HealthLawProf Blog

Editor: Katharine Van Tassel
Case Western Reserve University School of Law

Friday, March 24, 2023

Older Persons and Climate Action

Alan S. Gutterman (Independent), Older Persons and Climate Action (2022):

Despite arguments, and some polling evidence, to the contrary, older adults are just as concerned as younger people about climate change; however, uncertainty remains about the optimal strategies for leveraging the resources that older people can bring to the debate surrounding climate change. One big problem is misconceptions about the physical and mental capabilities of older persons and their ability to contribute to climate action and there have been calls for a reframing of the general aging narrative in US society to emphasize that older adults represent a precious form of human capital with the potential to contribute creatively and constructively solving urgent societal problems, including those associated with climate change.
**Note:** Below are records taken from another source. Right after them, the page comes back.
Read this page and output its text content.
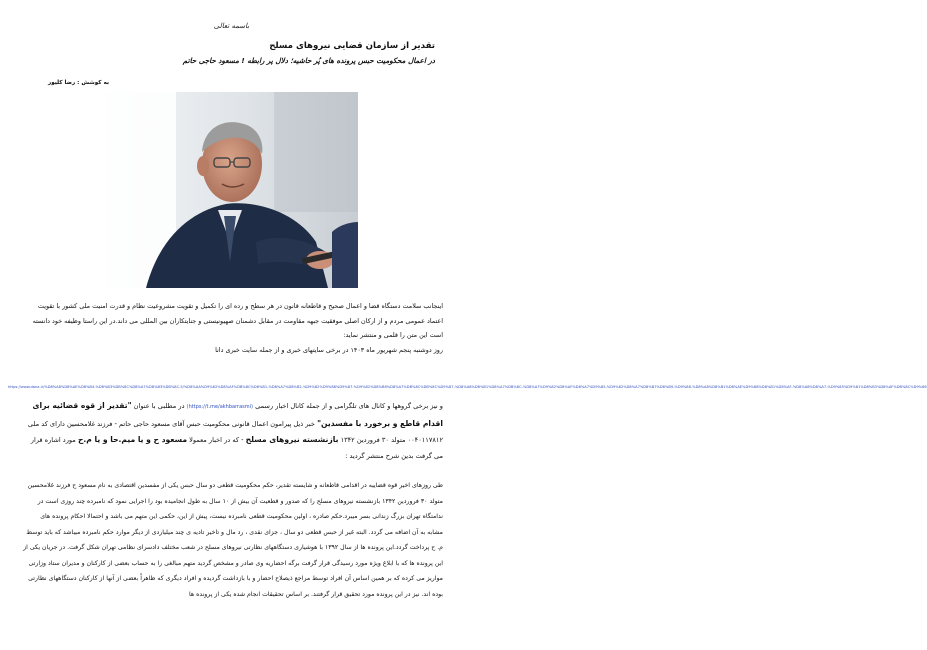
باسمه تعالی
تقدیر از سازمان قضایی نیروهای مسلح
در اعمال محکومیت حبس پرونده های پُر حاشیه؛ دلال پر رابطه ! مسعود حاجی حاتم
به کوشش : رضا کلیور
اینجانب سلامت دستگاه قضا و اعمال صحیح و قاطعانه قانون در هر سطح و رده ای را تکمیل و تقویت مشروعیت نظام و قدرت امنیت ملی کشور با تقویت اعتماد عمومی مردم و از ارکان اصلی موفقیت جبهه مقاومت در مقابل دشمنان صهیونیستی و جنایتکاران بین المللی می داند.در این راستا وظیفه خود دانسته است این متن را قلمی و منتشر نماید:
روز دوشنبه پنجم شهریور ماه ۱۴۰۳ در برخی سایتهای خبری و از جمله سایت خبری دانا
https://www.dana.ir/%D8%A8%D8%AE%D8%B4-%D8%B3%DB%8C%D8%A7%D8%B3%DB%8C-5/%D8%AA%D9%82%D8%AF%DB%8C%D8%B1-%D8%A7%D8%B2-%D9%82%D9%88%D9%87-%D9%82%D8%B6%D8%A7%DB%8C%DB%8C%D9%87-%D8%A8%D8%B1%D8%A7%DB%8C-%D8%A7%D9%82%D8%AF%D8%A7%D9%85-%D9%82%D8%A7%D8%B7%D8%B9-%D9%88-%D8%A8%D8%B1%D8%AE%D9%88%D8%B1%D8%AF-%D8%A8%D8%A7-%D9%85%D9%81%D8%B3%D8%AF%DB%8C%D9%86
و نیز برخی گروهها و کانال های تلگرامی و از جمله کانال اخبار رسمی (https://t.me/akhbarrasmi) در مطلبی با عنوان "تقدیر از قوه قضائیه برای اقدام قاطع و برخورد با مفسدین" خبر ذیل پیرامون اعمال قانونی محکومیت حبس آقای مسعود حاجی حاتم - فرزند غلامحسین دارای کد ملی ۰۰۴۰۱۱۷۸۱۲ متولد ۳۰ فروردین ۱۳۴۲ بازنشسته نیروهای مسلح - که در اخبار معمولا مسعود ح و یا میم.حا و یا م.ح مورد اشاره قرار می گرفت بدین شرح منتشر گردید :
طی روزهای اخیر قوه قضاییه در اقدامی قاطعانه و شایسته تقدیر، حکم محکومیت قطعی دو سال حبس یکی از مفسدین اقتصادی به نام مسعود ح فرزند غلامحسین متولد ۳۰ فروردین ۱۳۴۲ بازنشسته نیروهای مسلح را که صدور و قطعیت آن بیش از ۱۰ سال به طول انجامیده بود را اجرایی نمود که نامبرده چند روزی است در ندامتگاه تهران بزرگ زندانی بسر میبرد.حکم صادره ، اولین محکومیت قطعی نامبرده نیست، پیش از این، حکمی این متهم می باشد و احتمالا احکام پرونده های مشابه به آن اضافه می گردد. البته غیر از حبس قطعی دو سال ، جزای نقدی ، رد مال و تاخیر تادیه ی چند میلیاردی از دیگر موارد حکم نامبرده میباشد که باید توسط م. ح پرداخت گردد.این پرونده ها از سال ۱۳۹۲ با هوشیاری دستگاههای نظارتی نیروهای مسلح در شعب مختلف دادسرای نظامی تهران شکل گرفت. در جریان یکی از این پرونده ها که با ابلاغ ویژه مورد رسیدگی قرار گرفت برگه احضاریه وی صادر و مشخص گردید متهم مبالغی را به حساب بعضی از کارکنان و مدیران ستاد وزارتی مواریز می کرده که بر همین اساس آن افراد توسط مراجع ذیصلاح احضار و با بازداشت گردیده و افراد دیگری که ظاهراً بعضی از آنها از کارکنان دستگاههای نظارتی بوده اند. نیز در این پرونده مورد تحقیق قرار گرفتند. بر اساس تحقیقات انجام شده یکی از پرونده ها
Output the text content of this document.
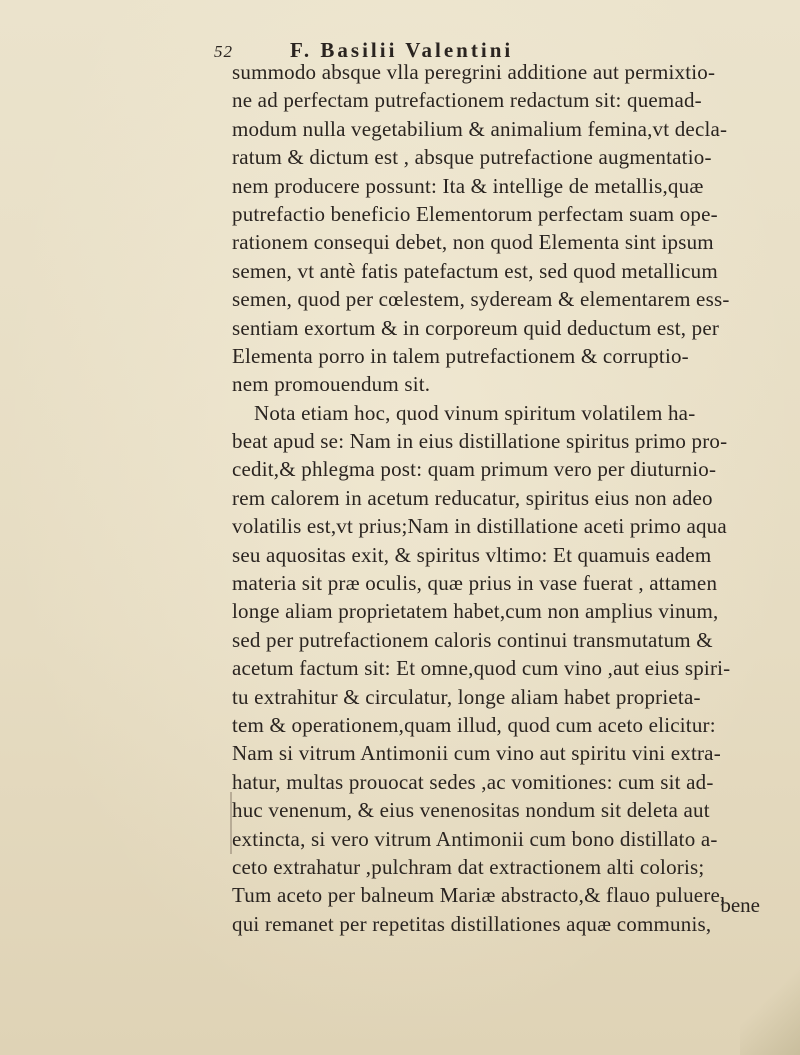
52	F. Basilii Valentini
summodo absque vlla peregrini additione aut permixtio-
ne ad perfectam putrefactionem redactum sit: quemad-
modum nulla vegetabilium & animalium femina,vt decla-
ratum & dictum est , absque putrefactione augmentatio-
nem producere possunt: Ita & intellige de metallis,quæ
putrefactio beneficio Elementorum perfectam suam ope-
rationem consequi debet, non quod Elementa sint ipsum
semen, vt antè fatis patefactum est, sed quod metallicum
semen, quod per cœlestem, sydeream & elementarem ess-
sentiam exortum & in corporeum quid deductum est, per
Elementa porro in talem putrefactionem & corruptio-
nem promouendum sit.
Nota etiam hoc, quod vinum spiritum volatilem ha-
beat apud se: Nam in eius distillatione spiritus primo pro-
cedit,& phlegma post: quam primum vero per diuturnio-
rem calorem in acetum reducatur, spiritus eius non adeo
volatilis est,vt prius;Nam in distillatione aceti primo aqua
seu aquositas exit, & spiritus vltimo: Et quamuis eadem
materia sit præ oculis, quæ prius in vase fuerat , attamen
longe aliam proprietatem habet,cum non amplius vinum,
sed per putrefactionem caloris continui transmutatum &
acetum factum sit: Et omne,quod cum vino ,aut eius spiri-
tu extrahitur & circulatur, longe aliam habet proprieta-
tem & operationem,quam illud, quod cum aceto elicitur:
Nam si vitrum Antimonii cum vino aut spiritu vini extra-
hatur, multas prouocat sedes ,ac vomitiones: cum sit ad-
huc venenum, & eius venenositas nondum sit deleta aut
extincta, si vero vitrum Antimonii cum bono distillato a-
ceto extrahatur ,pulchram dat extractionem alti coloris;
Tum aceto per balneum Mariæ abstracto,& flauo puluere,
qui remanet per repetitas distillationes aquæ communis,
bene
The UN High Commissioner for Human Rights has argued that older persons possess enormous knowledge, experience, skills and resilience that give them the capacity to be key contributors in global efforts to mitigate and adapt to the negative impacts of climate change. The OHCHR emphasized the various ways in which older persons bring unique and important contributions to climate action, including supporting their families and communities financially and through informal care work, contributing to decision-making and conflict resolution, imparting important knowledge of science, history, tradition and culture and wielding significant voting and economic power that can be mobilized for effective climate policy. This chapter explores how older people can be involved in climate action as volunteers, voters, consumers and active participants in setting priorities and policies for addressing climate change.